The next three months should be easy, but fate is sneering at Eve. Milly has gone. She has disappeared from their garden. Eve and Neil are terrified that someone has kidnapped her, and have no option – they must phone the police and involve social services.
Even though Milly returns safely, her adoption is now under threat, and Neil’s behaviour will be picked apart with tweezers. But this is just the start, because the woman who took Milly has her own agenda based on hate and jealousy. Her insidious accusations rock the very core of Eve and Neil’s marriage, and the woman will stop at nothing in the name of love.
I love a straightforward whodunit, but there is something deliciously and sadistically voyeuristic about psychological thrillers that rip back the pretty façade of family life. Perhaps it is enjoying the particularly vicious conflict that comes from close relations at war without feeling under personal threat.

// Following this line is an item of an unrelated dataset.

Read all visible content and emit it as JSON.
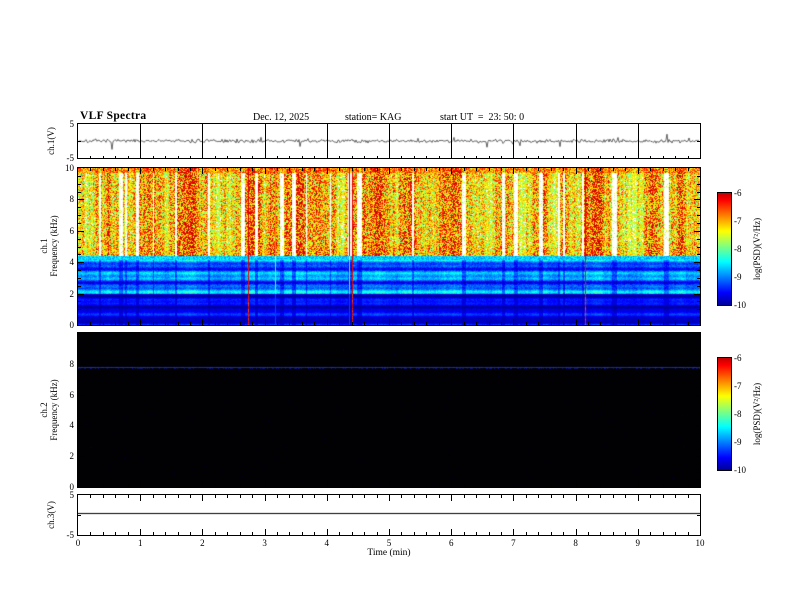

The Accusation reeled me in from the first sentences. Wand’s writing style is subtly eloquent. She is observant, and her description is brief but distinctive, original and refreshing. Her dialogue is honed, a representation rather than regurgitation of reality. In short, this author has found her voice, and it is one I like.
The main characters are well developed, particularly Eve and her mother. Milly bounces around the page as a four/five-year-old should. Neil is somewhat flatter, but as this is in the first person, from Eve’s point of view, and much of her focus is on Milly and her mother, this is forgivable. The other characters are tools and indistinct.
As much as I devoured this book, I will say I had a strong urge to slap Eve at least once per chapter. From the start, she came across as whingy and adolescent in her outlook. The more I read, the more I realised she really hadn’t got rid of her teenage attitudes and angsts. Which would be fine if she was in her 20s, perhaps, but this woman is in her 40s, and she has been with Neil, who she supposedly loves and has utmost faith in, for half her life.
Her mother is a domineering bitch, who most people would enjoy hating if not quartering over a naked flame. It comes to something when a four-year-old sees through someone and her adoptive mother doesn’t. I did struggle in places with how easily Eve forgave her mother’s perfidy and turned to her in every little crisis.
There is little suspense in this story, but it is not a plot that is about surprises; it revolves around people’s emotions, actions and reactions, and how one accusation, true or false, is enough to throw that formidable player, doubt, into the arena.
The Accusation is a great read from a fresh, assured voice.